A gravidade das circunstâncias foi identificada pelo Serviço Geológico do Brasil, vinculado ao Ministério das Minas e Energia, a pedido do Ministério das Cidades. Argolo Ferrão, Eldorado, Bandeirantes, Vila Real, Nova Marília, Homero Zaninoto, Fragata, Santa Antonieta, Linhão, Parque das Nações, Jânio Quadros e Vila Barros, são os bairros em que o Judiciário afirma a existência de “situação de risco a que estão expostas muitas pessoas”.

Para se ter ideia, em janeiro de 2018, o MP-SP fez recomendações para que a Prefeitura tomasse atitudes com o objetivo de proteger a população em risco, no que diz respeito a remoção emergencial das famílias que nelas porventura habitarem, utilizando-se, da construção de novos conjuntos habitacionais ou da implantação do aluguel social para que possam ser alojadas as famílias. Até o momento, ouve apenas distribuição de cestas básicas.

Se não houve nenhuma ação no que diz respeito a segurança habitacional, não era de se esperar alguma mobilização no combate ao coronavírus para esta população de forma especifica. A classe média das grandes cidades tem plenas condições de se isolar e suportar a quarentena se abastecendo pela internet e serviços de entrega. Quem não pode, se verá diante de uma crise de saúde e uma crise econômica, onde uma se soma à outra, e, quem não vê isto, podem ter a certeza, está se omitindo.

Em forma de desabafo adaptamos um texto de Magnoli para a nossa realidade, que diz: “Nós, esclarecidos, vivemos na bolha da alta classe média (…) Com que direito moral apontamos o modelo de ‘lockdown‘ absoluto como solução para cortar a transmissão do vírus em Marília ? Na Vila Barros, no Argolo, no Bandeirantes ou no Azaléia, onde as pessoas residem em habitações de 20 metros quadrados que abrigam cinco ou seis indivíduos?

O Brasil não é os EUA. Aqui, o governo não postará cheques periódicos de mil dólares para cada família durante o intervalo imensurável da ‘guerra’. Vamos parar os transportes públicos e decretar, universalmente, o trabalho à distância?
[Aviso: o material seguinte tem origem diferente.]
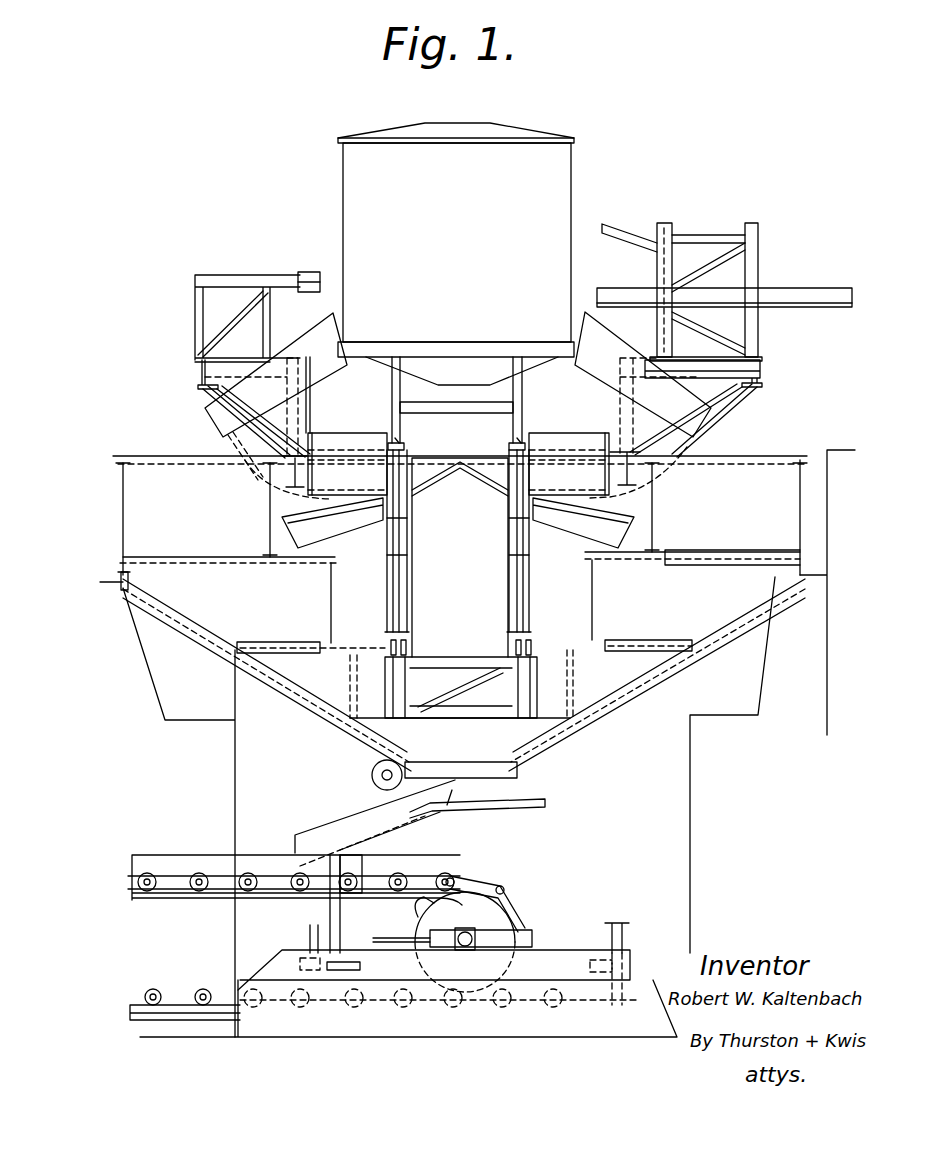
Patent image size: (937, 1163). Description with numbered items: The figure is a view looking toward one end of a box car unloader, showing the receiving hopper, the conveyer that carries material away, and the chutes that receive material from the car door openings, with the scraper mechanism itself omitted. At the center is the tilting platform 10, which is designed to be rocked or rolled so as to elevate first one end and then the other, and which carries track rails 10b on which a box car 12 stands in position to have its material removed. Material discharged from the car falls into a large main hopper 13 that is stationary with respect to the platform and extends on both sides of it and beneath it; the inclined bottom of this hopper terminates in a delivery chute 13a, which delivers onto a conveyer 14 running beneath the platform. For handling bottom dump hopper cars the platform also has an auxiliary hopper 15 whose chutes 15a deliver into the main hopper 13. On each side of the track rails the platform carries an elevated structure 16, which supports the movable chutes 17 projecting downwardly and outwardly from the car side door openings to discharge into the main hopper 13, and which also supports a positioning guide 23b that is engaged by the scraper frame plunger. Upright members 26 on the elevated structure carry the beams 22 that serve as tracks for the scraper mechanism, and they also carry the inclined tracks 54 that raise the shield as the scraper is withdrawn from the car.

The tilting platform 10 is at (472, 494).
The track rails 10b is at (404, 447).
The box car 12 is at (456, 254).
The main hopper 13 is at (143, 478).
The delivery chute 13a is at (347, 812).
The conveyer 14 is at (167, 878).
The auxiliary hopper 15 is at (428, 477).
The auxiliary hopper chutes 15a is at (327, 535).
The elevated structure 16 is at (203, 383).
The chutes 17 is at (313, 367).
The beams 22 is at (785, 289).
The positioning guide 23b is at (310, 270).
The upright members 26 is at (660, 265).
The inclined tracks 54 is at (620, 224).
Como ficam motoristas, comerciários, garçons, pedreiros, as massas de informais? (…) E o pior de tudo…como ficam os que não possuem um trabalho, e sequer uma oportunidade ?

Não declaremos uma guerra cujas vítimas serão os outros – os sem patrimônio, cartão de crédito e investimentos financeiros. Eles moram lá nas ruas e vielas de uma favela qualquer, esquecida pelo poder público que neste momento poderia em muito fazer a diferença e ser exemplo para o país. ”

Em nosso humilde ponto de vista, de um simples jornalista provisionado e morador na periferia que testemunha o dia a dia desse povo que levanta de madrugada para enfrentar fila nos postos de saúde, o momento não é para se discutir a construção de um novo prédio para a Câmara Municipal, mas sim, de se construir projetos para enfrentarmos estas crises e auxiliarmos os menos favorecidos pela sorte. Marília não é Dubai para se gastar uma fortuna de R$ 200 mil por mês no aluguel de um prédio.

Se essa quantia fosse aplicada mensalmente no desenvolvimento de programas de geração de emprego e renda, habitação social e programas de sustentabilidade, com certeza, e um futuro bem próximo teríamos três problemas graves amenizados em uma só ação; a violência, a fome e a dignidade para estas pessoas.